Hybrid Plasmonic Devices for Optical Communication and Sensing

Sammanfattning: Hybrid plasmonic (HP) waveguides, a multi-layer waveguide structure supporting a hybrid mode of surface plasmonics and Si photonics, is a compromise way to integrate plasmonic materials into Si or SOI platforms, which can guide optical waves of sub-wavelength size, and with relative low propagation loss. In this thesis, several HP waveguides and devices are developed for the purposes of optical communications and sensing. The single-slot HP ring resonator sensor with 2.6µm radius can give a quality factor (Q factor) of 1300 at the communication wavelength of 1.5µm with a device sensitivity of 102nm/RIU (refractive index unit). The Mach-Zehnder interferometer (MZI) with a 40µm double-slot HP waveguide has a device sensitivity around 474nm/RIU. The partly open silicon side-coupled double-slot HP ring resonator has a device sensitivity of 687.5nm/RIU, with a Q factor over 1000 after optimization. Further, an all-optical switching HP donut resonator with a photothermal plasmonic absorber is developed, utilizing the thermal expansion effect of silicon to shift the resonant peak of the HP resonator. The active area has a radius of 10µm to match the core size of a single-mode fiber. By applying 10mW power of the driving laser to the absorber, the resonator transmitted power can be changed by 15dB, with an average response time of 16µs.
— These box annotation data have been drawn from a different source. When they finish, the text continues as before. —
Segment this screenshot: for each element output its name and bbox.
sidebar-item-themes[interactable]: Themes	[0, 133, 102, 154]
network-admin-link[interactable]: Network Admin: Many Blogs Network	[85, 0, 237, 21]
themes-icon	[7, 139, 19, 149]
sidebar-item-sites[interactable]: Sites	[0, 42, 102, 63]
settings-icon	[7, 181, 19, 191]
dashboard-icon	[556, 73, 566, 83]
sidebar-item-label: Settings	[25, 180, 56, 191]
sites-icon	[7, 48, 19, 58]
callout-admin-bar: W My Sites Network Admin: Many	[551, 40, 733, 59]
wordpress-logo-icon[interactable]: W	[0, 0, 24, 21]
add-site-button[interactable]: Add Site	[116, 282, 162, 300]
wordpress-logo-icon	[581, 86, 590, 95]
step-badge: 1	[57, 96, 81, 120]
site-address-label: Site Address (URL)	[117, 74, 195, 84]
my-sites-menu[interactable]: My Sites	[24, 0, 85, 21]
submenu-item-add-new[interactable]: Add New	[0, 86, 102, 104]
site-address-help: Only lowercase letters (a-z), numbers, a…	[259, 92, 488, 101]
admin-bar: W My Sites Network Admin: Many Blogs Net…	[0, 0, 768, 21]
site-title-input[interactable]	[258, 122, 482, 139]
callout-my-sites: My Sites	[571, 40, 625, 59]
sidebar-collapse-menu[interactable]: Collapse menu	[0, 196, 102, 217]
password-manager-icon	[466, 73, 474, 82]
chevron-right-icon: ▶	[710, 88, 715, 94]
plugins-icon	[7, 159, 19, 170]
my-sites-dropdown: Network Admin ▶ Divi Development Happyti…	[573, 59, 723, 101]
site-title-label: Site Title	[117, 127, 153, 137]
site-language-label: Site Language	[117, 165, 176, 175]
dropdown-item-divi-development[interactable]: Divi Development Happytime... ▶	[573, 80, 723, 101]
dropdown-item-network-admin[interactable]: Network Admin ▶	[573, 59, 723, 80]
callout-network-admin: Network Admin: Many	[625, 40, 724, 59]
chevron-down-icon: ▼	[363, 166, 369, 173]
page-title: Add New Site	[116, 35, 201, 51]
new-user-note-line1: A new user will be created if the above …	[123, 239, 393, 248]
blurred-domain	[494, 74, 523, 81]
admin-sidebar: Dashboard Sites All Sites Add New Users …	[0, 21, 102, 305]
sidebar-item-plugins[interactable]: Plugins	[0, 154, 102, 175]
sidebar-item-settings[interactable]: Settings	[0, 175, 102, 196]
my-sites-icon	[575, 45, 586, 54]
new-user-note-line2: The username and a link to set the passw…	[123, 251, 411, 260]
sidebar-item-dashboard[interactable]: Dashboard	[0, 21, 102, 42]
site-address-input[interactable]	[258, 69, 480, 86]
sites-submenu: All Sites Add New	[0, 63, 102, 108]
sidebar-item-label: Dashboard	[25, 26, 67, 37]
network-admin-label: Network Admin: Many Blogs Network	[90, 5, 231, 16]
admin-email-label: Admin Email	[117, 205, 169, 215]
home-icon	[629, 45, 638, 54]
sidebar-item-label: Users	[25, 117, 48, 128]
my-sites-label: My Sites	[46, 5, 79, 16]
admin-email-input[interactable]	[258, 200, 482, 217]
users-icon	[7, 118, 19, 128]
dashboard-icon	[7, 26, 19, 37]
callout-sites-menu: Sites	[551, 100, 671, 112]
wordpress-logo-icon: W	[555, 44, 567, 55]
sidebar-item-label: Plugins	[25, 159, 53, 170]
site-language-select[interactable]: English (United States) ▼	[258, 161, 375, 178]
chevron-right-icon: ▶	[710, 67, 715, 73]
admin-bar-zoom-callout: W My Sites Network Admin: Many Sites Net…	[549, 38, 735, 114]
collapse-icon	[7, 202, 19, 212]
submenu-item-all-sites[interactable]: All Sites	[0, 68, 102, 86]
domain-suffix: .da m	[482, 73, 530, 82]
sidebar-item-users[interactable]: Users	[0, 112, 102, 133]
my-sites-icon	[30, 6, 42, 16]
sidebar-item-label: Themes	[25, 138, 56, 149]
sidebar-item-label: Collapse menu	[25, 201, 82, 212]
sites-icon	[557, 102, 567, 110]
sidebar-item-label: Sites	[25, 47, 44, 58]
Using the same fabrication flow, and removing the oxide materials using hydrogen fluoride wet etching, a hollow HP waveguide is fabricated for liquid sensing applications. The experimentally demonstrated waveguide sensitivity is about 0.68, which is more than twice that of pure Si waveguide device. Microelectromechanical systems (MEMS) can also be integrated into vertical HP waveguides. By tuning the thickness of the air gap, over 20dB transmitted power change was experimentally demonstrated. This can be used for optical switching applications by either changing the absorption or phase of the HP devices.